Nous voilà donc face un exercice de rhétorique qui devra se poursuivre par une épreuve d’éloquence lors de l’entretien d’embauche. Parce que dire : je veux bosser chez vous parce qu’il faut que je bouffe, que je n’ai plus le choix là, qu’on m’a dit que c’est assez peinard, que les horaires sont pas trop chiants, qu’il y a pas mal de jours de RTT et un CE efficace; ça le fait pas.
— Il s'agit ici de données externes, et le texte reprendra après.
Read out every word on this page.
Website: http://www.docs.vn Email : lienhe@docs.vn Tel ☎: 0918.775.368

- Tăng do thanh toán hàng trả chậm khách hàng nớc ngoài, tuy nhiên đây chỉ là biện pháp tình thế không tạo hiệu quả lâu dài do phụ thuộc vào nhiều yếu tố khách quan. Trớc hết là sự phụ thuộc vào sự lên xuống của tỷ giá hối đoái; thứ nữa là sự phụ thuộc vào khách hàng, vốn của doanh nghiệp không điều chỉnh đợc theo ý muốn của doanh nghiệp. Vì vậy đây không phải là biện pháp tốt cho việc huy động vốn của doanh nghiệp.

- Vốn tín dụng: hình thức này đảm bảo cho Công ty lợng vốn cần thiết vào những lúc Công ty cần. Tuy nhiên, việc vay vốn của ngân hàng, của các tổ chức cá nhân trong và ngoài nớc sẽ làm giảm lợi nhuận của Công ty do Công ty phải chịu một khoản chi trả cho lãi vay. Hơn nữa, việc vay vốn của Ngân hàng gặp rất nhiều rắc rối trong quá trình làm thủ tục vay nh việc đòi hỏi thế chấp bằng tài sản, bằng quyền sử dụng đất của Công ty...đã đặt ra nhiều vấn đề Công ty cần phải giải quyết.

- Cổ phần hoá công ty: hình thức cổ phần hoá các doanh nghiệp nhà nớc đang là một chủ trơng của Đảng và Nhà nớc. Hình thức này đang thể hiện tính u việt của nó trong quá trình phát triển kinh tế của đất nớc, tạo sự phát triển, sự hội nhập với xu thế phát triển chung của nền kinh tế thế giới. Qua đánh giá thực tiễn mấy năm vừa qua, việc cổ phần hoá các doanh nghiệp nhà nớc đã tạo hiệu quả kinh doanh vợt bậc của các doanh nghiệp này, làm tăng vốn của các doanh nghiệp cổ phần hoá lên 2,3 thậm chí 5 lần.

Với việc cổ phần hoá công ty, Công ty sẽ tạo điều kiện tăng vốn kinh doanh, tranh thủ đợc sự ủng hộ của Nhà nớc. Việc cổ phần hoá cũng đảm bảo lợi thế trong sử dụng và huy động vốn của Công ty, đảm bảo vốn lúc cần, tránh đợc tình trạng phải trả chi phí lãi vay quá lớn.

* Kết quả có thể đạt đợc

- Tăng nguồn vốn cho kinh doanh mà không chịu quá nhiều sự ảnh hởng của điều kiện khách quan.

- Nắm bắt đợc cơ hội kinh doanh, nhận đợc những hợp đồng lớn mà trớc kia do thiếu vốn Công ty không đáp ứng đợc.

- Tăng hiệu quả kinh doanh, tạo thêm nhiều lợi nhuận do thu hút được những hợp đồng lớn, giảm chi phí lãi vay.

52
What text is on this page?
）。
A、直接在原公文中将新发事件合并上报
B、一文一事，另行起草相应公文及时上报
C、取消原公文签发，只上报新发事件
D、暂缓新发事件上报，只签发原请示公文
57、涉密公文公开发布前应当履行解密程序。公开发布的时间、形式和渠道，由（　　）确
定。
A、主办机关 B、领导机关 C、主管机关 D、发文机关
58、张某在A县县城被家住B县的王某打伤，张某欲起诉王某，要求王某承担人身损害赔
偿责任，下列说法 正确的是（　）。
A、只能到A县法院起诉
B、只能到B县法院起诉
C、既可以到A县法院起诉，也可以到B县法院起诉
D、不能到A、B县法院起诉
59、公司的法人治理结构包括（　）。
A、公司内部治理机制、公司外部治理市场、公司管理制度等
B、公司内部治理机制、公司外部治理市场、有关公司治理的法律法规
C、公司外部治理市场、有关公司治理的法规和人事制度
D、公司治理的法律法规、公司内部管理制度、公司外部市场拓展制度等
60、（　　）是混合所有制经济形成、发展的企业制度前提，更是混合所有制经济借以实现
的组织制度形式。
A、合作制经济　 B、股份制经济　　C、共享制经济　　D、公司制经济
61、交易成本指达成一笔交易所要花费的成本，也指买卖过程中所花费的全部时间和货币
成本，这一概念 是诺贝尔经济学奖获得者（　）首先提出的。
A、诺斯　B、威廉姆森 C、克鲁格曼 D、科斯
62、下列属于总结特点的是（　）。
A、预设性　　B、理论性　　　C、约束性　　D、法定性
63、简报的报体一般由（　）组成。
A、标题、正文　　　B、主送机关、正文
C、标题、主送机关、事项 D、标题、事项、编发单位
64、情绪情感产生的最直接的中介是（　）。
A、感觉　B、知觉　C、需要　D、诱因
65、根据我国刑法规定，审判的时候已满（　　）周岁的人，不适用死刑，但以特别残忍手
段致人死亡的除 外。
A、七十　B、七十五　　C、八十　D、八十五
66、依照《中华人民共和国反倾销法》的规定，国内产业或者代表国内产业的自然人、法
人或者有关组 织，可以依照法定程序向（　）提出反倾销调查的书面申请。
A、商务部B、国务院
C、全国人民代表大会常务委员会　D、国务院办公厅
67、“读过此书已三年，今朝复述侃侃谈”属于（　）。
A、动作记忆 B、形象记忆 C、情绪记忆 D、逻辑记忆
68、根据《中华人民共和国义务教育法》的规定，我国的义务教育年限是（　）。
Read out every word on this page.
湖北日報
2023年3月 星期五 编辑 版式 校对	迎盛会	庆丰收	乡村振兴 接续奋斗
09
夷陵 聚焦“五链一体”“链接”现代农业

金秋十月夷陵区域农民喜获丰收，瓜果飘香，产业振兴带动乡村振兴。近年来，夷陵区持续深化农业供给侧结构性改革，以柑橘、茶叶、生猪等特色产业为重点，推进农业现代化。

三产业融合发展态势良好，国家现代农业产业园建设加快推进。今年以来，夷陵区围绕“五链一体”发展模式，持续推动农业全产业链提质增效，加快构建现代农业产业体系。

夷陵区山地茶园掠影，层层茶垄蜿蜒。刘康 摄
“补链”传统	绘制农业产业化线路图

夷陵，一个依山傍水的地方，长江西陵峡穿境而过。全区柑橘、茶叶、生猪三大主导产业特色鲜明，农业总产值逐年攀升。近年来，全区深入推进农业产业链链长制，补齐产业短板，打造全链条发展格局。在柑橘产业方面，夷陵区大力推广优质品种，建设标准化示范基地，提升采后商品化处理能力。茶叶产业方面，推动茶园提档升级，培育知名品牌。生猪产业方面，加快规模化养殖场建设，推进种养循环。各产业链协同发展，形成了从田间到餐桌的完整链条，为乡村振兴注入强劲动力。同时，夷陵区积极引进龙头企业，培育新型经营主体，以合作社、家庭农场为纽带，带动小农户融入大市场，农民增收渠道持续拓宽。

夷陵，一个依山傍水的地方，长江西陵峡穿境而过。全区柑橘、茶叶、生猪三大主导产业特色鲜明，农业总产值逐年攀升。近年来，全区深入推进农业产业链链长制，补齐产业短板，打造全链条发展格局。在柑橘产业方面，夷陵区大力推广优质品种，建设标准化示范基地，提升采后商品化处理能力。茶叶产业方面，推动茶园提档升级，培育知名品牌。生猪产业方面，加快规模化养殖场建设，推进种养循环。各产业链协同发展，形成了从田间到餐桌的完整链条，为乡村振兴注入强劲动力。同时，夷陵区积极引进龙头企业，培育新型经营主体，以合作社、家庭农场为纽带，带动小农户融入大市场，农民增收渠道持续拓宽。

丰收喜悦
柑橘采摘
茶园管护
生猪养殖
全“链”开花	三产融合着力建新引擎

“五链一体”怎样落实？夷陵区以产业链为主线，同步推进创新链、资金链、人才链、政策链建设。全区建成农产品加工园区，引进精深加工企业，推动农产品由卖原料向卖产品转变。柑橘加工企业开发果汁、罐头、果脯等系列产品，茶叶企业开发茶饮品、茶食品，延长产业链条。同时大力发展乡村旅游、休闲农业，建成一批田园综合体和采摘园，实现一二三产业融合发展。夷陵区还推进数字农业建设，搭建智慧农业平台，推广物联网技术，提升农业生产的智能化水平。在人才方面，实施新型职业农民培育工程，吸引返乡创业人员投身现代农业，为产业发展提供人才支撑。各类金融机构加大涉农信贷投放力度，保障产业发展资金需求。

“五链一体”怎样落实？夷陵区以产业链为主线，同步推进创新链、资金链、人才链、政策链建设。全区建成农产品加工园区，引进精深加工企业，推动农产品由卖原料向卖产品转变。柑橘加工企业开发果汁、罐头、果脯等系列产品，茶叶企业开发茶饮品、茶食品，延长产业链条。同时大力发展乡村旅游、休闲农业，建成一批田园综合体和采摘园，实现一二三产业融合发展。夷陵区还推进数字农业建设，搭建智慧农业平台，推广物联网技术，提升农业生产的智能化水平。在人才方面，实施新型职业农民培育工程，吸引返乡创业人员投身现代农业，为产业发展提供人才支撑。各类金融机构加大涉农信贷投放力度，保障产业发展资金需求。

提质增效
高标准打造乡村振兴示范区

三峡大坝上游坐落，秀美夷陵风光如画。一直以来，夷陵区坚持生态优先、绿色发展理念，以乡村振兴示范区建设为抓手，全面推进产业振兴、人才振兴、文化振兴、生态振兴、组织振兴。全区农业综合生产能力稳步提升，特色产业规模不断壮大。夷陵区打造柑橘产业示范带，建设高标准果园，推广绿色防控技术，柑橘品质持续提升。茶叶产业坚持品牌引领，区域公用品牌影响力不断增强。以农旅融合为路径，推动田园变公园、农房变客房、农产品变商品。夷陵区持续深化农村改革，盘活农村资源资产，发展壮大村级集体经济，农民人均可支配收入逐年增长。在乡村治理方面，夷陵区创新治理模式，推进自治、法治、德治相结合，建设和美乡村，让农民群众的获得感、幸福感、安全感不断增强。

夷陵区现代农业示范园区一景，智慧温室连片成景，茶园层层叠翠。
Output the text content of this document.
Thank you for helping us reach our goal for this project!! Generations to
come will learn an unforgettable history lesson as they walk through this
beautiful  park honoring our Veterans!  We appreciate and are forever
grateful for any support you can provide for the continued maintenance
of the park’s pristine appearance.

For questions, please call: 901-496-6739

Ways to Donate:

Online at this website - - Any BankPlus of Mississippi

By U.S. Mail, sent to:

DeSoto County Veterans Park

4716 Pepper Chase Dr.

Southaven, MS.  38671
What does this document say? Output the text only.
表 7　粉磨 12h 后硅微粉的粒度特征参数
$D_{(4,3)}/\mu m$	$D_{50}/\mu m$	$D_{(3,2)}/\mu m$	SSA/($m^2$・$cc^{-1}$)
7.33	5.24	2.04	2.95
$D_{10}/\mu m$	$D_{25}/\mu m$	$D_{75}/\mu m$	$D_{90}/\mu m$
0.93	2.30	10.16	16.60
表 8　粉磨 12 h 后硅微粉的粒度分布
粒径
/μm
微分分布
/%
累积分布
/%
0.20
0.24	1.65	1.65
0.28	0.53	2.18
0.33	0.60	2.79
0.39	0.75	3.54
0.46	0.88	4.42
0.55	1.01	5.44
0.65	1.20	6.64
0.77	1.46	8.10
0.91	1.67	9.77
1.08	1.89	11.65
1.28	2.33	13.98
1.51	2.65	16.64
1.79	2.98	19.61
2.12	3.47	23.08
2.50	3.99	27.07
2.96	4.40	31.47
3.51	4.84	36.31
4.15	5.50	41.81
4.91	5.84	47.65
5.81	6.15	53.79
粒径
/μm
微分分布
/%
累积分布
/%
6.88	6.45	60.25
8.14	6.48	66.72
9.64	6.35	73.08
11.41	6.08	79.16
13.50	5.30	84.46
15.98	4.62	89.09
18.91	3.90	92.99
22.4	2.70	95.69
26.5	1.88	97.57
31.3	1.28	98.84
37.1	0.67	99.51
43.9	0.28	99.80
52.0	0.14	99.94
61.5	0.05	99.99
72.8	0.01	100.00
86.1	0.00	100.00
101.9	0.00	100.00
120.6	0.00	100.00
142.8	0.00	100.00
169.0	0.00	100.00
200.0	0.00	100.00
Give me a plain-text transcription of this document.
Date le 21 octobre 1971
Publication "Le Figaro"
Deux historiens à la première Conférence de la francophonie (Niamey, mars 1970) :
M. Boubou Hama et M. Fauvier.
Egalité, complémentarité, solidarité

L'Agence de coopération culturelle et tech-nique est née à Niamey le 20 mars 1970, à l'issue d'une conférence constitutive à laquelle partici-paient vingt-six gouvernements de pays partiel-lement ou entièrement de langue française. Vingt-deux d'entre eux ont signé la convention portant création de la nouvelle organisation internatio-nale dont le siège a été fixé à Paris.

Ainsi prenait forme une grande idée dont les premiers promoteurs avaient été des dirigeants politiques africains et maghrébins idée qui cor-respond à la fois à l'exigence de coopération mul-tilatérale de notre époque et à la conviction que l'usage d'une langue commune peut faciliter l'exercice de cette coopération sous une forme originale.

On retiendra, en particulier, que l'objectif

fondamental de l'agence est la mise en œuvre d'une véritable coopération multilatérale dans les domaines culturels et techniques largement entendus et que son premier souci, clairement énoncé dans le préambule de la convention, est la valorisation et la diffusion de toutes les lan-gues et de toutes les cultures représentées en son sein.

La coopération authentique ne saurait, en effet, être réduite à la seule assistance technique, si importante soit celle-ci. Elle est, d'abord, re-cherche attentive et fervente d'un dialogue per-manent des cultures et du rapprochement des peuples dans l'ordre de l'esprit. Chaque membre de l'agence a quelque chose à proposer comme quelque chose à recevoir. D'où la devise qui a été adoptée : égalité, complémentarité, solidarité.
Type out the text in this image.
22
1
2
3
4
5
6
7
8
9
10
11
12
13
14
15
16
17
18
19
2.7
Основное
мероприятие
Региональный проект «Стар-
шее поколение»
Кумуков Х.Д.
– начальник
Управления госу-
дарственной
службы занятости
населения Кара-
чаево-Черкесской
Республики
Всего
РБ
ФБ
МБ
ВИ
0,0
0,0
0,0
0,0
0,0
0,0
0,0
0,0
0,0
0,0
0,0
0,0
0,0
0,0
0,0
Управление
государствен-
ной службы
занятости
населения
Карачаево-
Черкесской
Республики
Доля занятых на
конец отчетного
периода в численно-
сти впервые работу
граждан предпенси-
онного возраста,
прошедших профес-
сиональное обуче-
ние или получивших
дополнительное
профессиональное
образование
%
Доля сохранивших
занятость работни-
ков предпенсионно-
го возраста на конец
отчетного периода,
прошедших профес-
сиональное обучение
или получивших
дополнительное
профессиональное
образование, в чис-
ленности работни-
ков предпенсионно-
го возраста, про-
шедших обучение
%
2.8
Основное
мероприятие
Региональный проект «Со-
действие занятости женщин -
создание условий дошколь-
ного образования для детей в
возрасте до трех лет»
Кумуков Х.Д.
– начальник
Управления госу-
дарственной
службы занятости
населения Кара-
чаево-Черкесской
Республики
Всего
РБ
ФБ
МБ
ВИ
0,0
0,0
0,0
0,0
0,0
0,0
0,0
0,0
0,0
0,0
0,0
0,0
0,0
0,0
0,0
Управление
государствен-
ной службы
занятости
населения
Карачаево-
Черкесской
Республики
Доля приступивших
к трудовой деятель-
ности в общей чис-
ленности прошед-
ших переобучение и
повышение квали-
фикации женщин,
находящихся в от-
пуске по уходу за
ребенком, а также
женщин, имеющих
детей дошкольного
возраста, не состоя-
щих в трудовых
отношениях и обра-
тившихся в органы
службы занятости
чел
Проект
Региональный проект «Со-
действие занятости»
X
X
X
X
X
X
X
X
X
A la lecture des exigences formulées dans certaines annonces, le soupçonné d’être un profiteur le demandeur d’emploi a envie de s’inspirer du cultissime Hunter S. Thomson qui, écrivant à un directeur de journal au début des 60’s lui expliquait être prêt à salir sa plume dans son torchon mal foutu si ce dernier était assez courageux pour vouloir sortir son titre de la nullité crasse et du niveau fangesque dans lequel il pataugeait. Il n’eut pas le job. Il fit mieux et réussit là où tout une profession connait le naufrage.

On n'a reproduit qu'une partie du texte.